Tuesday, January 11, 2011

Find Yourself

"Meanwhile, Philip found himself farther north at the town of Azotus. He preached the Good News there and in every town along the way until he came to Caesarea. Meanwhile, Saul was uttering threats with every breath..." Acts 8:40-9:1 

Chuckling inwardly, I read and reread the phrase, "Philip found himself...". The stark contrast of the context in which this is written began took shape. In the midst of great suffering Philip experiences a miraculous event. It would seem he was so wrapped up in doing what God placed in front of him to do that he ignored or, at least, was not hindered in any way by the threats Saul was expressing. 

The dichotomy of finding oneself in the midst of great opposition often leaves us frustrated yet we, hopefully, would not trade those times for anything.
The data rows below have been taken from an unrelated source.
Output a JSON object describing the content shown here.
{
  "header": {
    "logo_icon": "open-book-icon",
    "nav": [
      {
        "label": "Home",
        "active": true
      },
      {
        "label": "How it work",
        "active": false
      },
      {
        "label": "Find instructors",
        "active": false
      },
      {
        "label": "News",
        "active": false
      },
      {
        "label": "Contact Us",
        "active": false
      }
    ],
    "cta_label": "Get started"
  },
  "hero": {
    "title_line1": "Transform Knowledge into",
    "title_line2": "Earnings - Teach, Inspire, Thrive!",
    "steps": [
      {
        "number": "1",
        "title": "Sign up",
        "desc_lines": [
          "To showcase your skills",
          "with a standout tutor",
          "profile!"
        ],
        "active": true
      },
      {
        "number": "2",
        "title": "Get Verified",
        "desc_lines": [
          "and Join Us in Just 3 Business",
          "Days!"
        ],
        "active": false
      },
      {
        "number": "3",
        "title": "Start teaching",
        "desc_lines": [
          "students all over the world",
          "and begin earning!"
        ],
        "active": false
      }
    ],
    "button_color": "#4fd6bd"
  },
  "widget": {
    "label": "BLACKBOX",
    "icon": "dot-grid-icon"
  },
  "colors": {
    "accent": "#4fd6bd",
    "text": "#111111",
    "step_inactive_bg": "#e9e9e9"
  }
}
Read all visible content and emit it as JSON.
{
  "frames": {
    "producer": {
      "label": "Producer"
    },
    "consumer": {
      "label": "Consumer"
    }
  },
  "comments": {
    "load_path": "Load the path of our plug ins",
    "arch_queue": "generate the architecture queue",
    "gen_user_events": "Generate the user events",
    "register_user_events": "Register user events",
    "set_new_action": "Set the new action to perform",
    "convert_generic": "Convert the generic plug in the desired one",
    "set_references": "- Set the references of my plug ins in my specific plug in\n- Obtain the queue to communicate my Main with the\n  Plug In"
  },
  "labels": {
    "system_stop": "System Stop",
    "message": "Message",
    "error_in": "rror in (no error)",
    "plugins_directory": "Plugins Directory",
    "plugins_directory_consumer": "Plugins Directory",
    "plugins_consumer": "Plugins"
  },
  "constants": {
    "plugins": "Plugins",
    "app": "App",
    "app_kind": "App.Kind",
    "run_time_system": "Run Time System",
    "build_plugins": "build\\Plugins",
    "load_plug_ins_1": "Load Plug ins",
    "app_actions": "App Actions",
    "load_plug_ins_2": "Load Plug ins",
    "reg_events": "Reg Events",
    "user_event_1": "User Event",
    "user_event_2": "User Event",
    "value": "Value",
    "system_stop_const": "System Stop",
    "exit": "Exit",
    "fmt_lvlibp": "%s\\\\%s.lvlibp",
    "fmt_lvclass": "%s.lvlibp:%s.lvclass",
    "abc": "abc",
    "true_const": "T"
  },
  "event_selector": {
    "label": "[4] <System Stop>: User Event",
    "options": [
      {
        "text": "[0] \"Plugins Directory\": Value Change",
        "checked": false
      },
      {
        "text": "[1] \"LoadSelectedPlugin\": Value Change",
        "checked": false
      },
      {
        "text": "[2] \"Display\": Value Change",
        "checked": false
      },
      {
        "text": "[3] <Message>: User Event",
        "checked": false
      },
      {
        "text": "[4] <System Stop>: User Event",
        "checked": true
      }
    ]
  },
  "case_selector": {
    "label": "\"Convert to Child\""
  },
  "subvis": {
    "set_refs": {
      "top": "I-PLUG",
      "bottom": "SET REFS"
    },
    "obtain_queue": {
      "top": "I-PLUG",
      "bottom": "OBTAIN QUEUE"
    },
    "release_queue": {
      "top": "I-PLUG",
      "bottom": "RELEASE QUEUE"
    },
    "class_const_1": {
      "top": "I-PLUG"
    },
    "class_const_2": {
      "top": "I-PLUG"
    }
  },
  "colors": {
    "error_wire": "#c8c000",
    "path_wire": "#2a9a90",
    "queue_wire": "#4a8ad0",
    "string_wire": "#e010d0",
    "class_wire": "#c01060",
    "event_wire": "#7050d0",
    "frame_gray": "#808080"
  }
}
Longing to be all we can be; all God would have us be we become disillusioned, discouraged. Facing threats, real or imagined IS a part of finding yourself. Giving out to those you come in contact with in the daily routine IS a part of finding yourself. 

Suffering in the midst of giving out will always be an opportunity to find the source of your strength, your sin, your ministry. My dear friend, trust what God places in front of you today to accomplish, use whatever ability you have for His glory. You will experience suffering...I so wish I could tell you differently. The beauty of it all is, in the end, you will find yourself, and stand amazed at what God can do!

Thursday, January 6, 2011

Shame - Embracing Humanity

"For I am the least of the apostles, unworthy to be called an apostle..." (1 Corinthians 15: 9) Reading these words this morning, I found myself admiring how Paul seemed able to live powerfully and honestly with the reality of his past sin. Paul's words seem so opposite of what his life came to represent to those of us walking with the Lord two centuries later. He did not live thinking that he would be remembered for eternity and his letters placed in the Word of God as we know it. Paul just lived...taught...encouraged...challenged...and loved. 

Somehow, he was able to embrace his humanity. Many that I have the privilege of counseling struggling with admitting their contribution to the issues that bring them to my office. Gently, over time, they are challenged to embrace the truth of how they participate in the problem. For some, they are not able to see their part. Others, respond with remorse, repentance and move forward to healthier behaviors. 

Any shame Paul experienced was repeatedly brought back to the truth of what God's grace had provided for Him. The same is true in the healing process. Reminding my clients of God's grace and steadfast love will always be a part of the journey they are in. must be a part of our daily walk as well. There are times we need to remember the place God's love has rescued us from. Paul reminded himself of his moral littleness. Then... accompany it with the reminder of God's work of Grace. (Vs. 10) Paul goes on to say, "But by the Grace of God I am what I am..." This practice does not mean we are without responsibility. It just means we are aware. Aware of our participation with our humanity and aware of God's gift of grace. 

As a result, like Paul, we labour all the more to allow grace to have its way in the daily interactions and tasks that life brings. Embrace your humanity today with the help of God's grace. Great hope and freedom awaits you on the other side of this kind of honesty.